PhD. Student Wins Travel Award to Annual Conference for a Second Year in a Row
Last year, Xiaohui Wang, a PhD student in the Department of Surgery, and Center of Excellence in Inflammation, Infectious Disease and Immunity student member, won a Shock Society Travel award to attend the annual Shock Conference and to present his paper on a Toll-Like Receptor that plays a role in repairing heart tissue after a heart attack. This year, Mr. Wang has repeated his success with another Shock Society Travel award to present a different paper, MicroRNA-125b preserves cardiac function in polymicrobial sepsis by targeting TRAF6 and p53 mediated apoptotic signaling. The Shock Society is an international scientific organization dedicated to facilitating integration of new techniques and research into the study of pathophysiology and the treatment of trauma, shock, and sepsis.
This year, Mr. Wang has built upon his previous research and focused on a specific MicroRNA (miR-125b) that is protective against heart dysfunction caused by polymicrobial sepsis. Through his research, Wang worked to better understand the mechanisms of sepsis-induced heart dysfunction. He discovered that sepsis decreased the levels of microRNA-125b in the heart tissue and circulation. More importantly, increased levels of microRNA-125b in the heart tissue significantly improved heart function and survival outcome. The enhanced microRNA-125b limited damage to heart cells during the septic challenge. This demonstrated that MiR-125b serves as a protective role in sepsis because it suppresses the body's over inflammatory response to sepsis.

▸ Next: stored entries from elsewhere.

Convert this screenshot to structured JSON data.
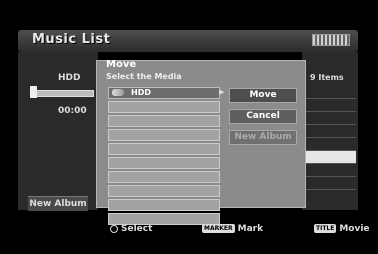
{
  "screen": {
    "title": "Music List"
  },
  "left": {
    "drive": "HDD",
    "time": "00:00",
    "new_album": "New Album",
    "progress": 0.06
  },
  "right": {
    "items_count": "9 Items"
  },
  "dialog": {
    "title": "Move",
    "subtitle": "Select the Media",
    "media": [
      "HDD",
      "",
      "",
      "",
      "",
      "",
      "",
      "",
      "",
      ""
    ],
    "buttons": {
      "move": "Move",
      "cancel": "Cancel",
      "new_album": "New Album"
    }
  },
  "footer": {
    "select": "Select",
    "mark_key": "MARKER",
    "mark": "Mark",
    "movie_key": "TITLE",
    "movie": "Movie"
  }
}
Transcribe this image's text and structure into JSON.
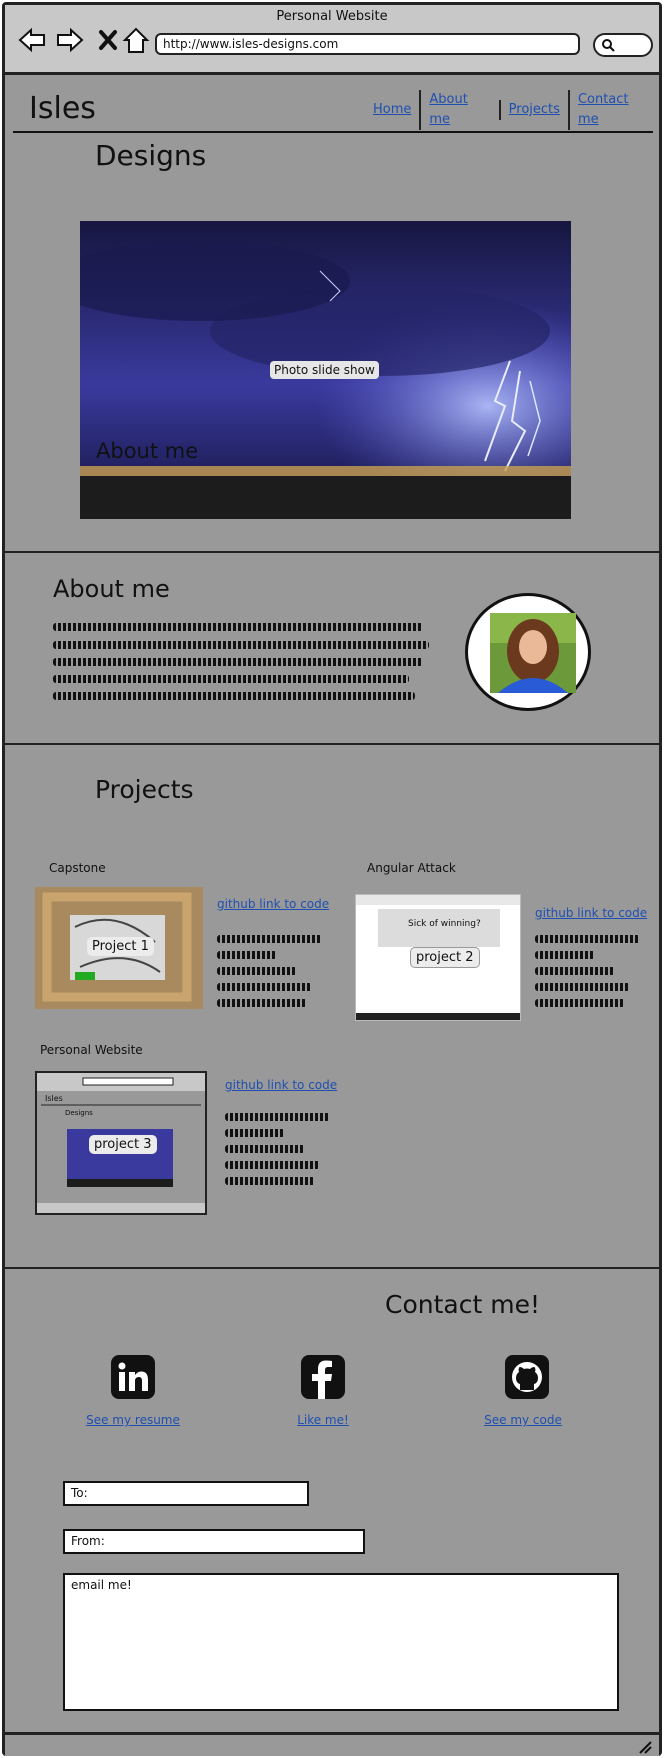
{
  "window": {
    "title": "Personal Website",
    "url": "http://www.isles-designs.com"
  },
  "header": {
    "logo": "Isles",
    "logo_sub": "Designs",
    "nav": [
      "Home",
      "About me",
      "Projects",
      "Contact me"
    ]
  },
  "hero": {
    "badge": "Photo slide show",
    "caption": "About me"
  },
  "about": {
    "title": "About me"
  },
  "projects": {
    "title": "Projects",
    "items": [
      {
        "title": "Capstone",
        "badge": "Project 1",
        "link": "github link to code"
      },
      {
        "title": "Angular Attack",
        "badge": "project 2",
        "link": "github link to code"
      },
      {
        "title": "Personal Website",
        "badge": "project 3",
        "link": "github link to code"
      }
    ],
    "angular_thumb_text": "Sick of winning?"
  },
  "contact": {
    "title": "Contact me!",
    "social": [
      {
        "icon": "linkedin-icon",
        "label": "See my resume"
      },
      {
        "icon": "facebook-icon",
        "label": "Like me!"
      },
      {
        "icon": "github-icon",
        "label": "See my code"
      }
    ],
    "to_placeholder": "To:",
    "from_placeholder": "From:",
    "message_placeholder": "email me!"
  },
  "colors": {
    "page_bg": "#999999",
    "link": "#1f4fb0",
    "chrome": "#c8c8c8"
  }
}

Severe sepsis and septic shock are major healthcare problems throughout the world. The CDCs National Center for Health Statistics states that over one million patients are diagnosed with sepsis annually. It is estimated that as many as half of all hospital deaths are also related to sepsis. Cardiovascular dysfunction or septic cardiomyopathy is a major complication association with sepsis induced morbidity and mortality.

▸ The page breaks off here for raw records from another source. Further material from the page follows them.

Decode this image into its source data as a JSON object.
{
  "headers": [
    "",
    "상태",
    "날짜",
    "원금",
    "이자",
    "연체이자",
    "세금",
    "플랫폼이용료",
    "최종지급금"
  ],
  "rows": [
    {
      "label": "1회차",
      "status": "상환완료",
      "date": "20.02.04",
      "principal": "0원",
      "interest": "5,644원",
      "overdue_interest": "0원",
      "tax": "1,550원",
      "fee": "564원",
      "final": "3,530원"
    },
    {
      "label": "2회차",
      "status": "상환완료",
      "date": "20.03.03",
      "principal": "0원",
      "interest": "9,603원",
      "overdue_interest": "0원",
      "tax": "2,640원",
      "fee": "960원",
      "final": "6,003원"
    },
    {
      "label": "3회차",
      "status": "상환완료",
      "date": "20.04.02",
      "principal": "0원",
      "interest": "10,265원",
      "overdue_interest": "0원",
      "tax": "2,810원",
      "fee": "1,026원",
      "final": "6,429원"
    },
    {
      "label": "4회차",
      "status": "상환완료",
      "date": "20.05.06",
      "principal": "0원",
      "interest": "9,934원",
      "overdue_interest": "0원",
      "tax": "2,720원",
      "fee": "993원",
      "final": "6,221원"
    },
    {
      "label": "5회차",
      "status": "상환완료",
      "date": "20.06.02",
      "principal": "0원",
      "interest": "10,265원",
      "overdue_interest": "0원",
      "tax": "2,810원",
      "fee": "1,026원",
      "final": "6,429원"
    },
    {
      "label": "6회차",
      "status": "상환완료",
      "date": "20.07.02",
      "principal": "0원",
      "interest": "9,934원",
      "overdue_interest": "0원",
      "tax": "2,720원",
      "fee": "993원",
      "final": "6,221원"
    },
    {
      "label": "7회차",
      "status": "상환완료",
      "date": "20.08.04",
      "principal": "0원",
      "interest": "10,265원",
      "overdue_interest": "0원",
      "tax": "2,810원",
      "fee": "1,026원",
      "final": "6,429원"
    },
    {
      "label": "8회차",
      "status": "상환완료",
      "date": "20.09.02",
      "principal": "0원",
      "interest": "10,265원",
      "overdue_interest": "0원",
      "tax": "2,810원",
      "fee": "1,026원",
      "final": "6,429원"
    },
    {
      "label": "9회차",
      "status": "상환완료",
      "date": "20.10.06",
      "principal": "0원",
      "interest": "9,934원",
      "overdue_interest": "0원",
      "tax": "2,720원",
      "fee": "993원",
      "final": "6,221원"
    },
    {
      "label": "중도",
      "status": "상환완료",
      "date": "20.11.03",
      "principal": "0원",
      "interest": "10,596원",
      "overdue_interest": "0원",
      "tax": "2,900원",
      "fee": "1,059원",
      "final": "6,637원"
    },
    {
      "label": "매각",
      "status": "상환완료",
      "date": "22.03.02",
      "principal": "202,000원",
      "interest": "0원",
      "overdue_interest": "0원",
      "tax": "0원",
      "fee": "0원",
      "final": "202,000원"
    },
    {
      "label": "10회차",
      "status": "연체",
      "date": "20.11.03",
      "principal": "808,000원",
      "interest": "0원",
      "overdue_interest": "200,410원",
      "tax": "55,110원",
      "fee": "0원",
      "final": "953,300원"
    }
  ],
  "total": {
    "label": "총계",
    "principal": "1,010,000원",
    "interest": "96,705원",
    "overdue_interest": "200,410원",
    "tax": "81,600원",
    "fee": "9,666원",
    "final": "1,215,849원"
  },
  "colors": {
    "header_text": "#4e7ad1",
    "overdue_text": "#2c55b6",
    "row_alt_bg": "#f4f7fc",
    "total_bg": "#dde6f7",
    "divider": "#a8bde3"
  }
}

Currently, there is no specific approach for the treatment of sepsis/septic shock patients. The best option for patients diagnosed with sepsis is to clear the microbial infection with powerful antibiotics or to physically remove the infected area with surgery, all while working to lessen the bodys septic response. This is often done in prolonged stays in intensive care units at great expense to patients and health care systems. In 2011, the Agency for Healthcare Research and Quality (AHRQ) listed sepsis as the most expensive condition treated in U.S. hospitals with an annual cost around 20 billion dollars.

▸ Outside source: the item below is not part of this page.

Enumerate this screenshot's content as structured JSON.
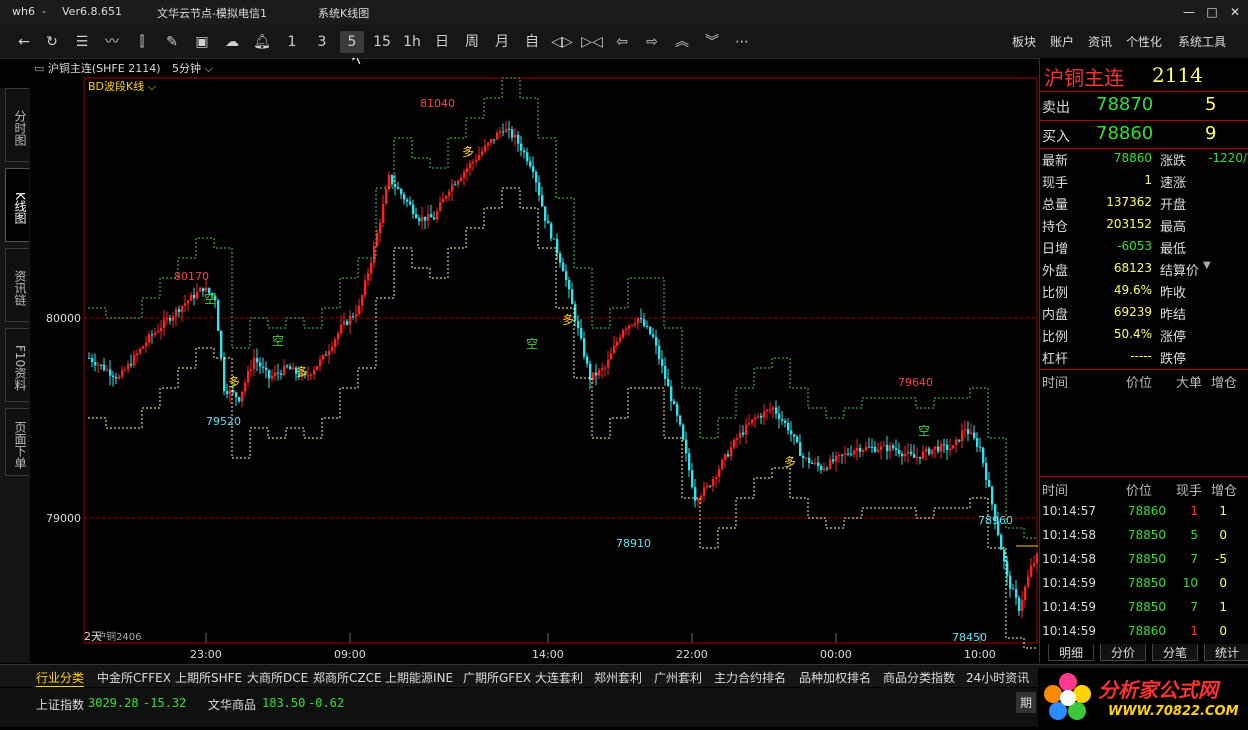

Wang states, We have discovered that a specific microRNA can significantly attenuate sepsis-induced cardiac dysfunction and improve survival outcome. Our study indicates that modulation of this specific microRNA may be a useful approach to treat septic cardiomyopathy. Wangs work to better understand and treat the inflammatory septic response is valuable to the medical system and represents potential future therapies that can directly target sepsis.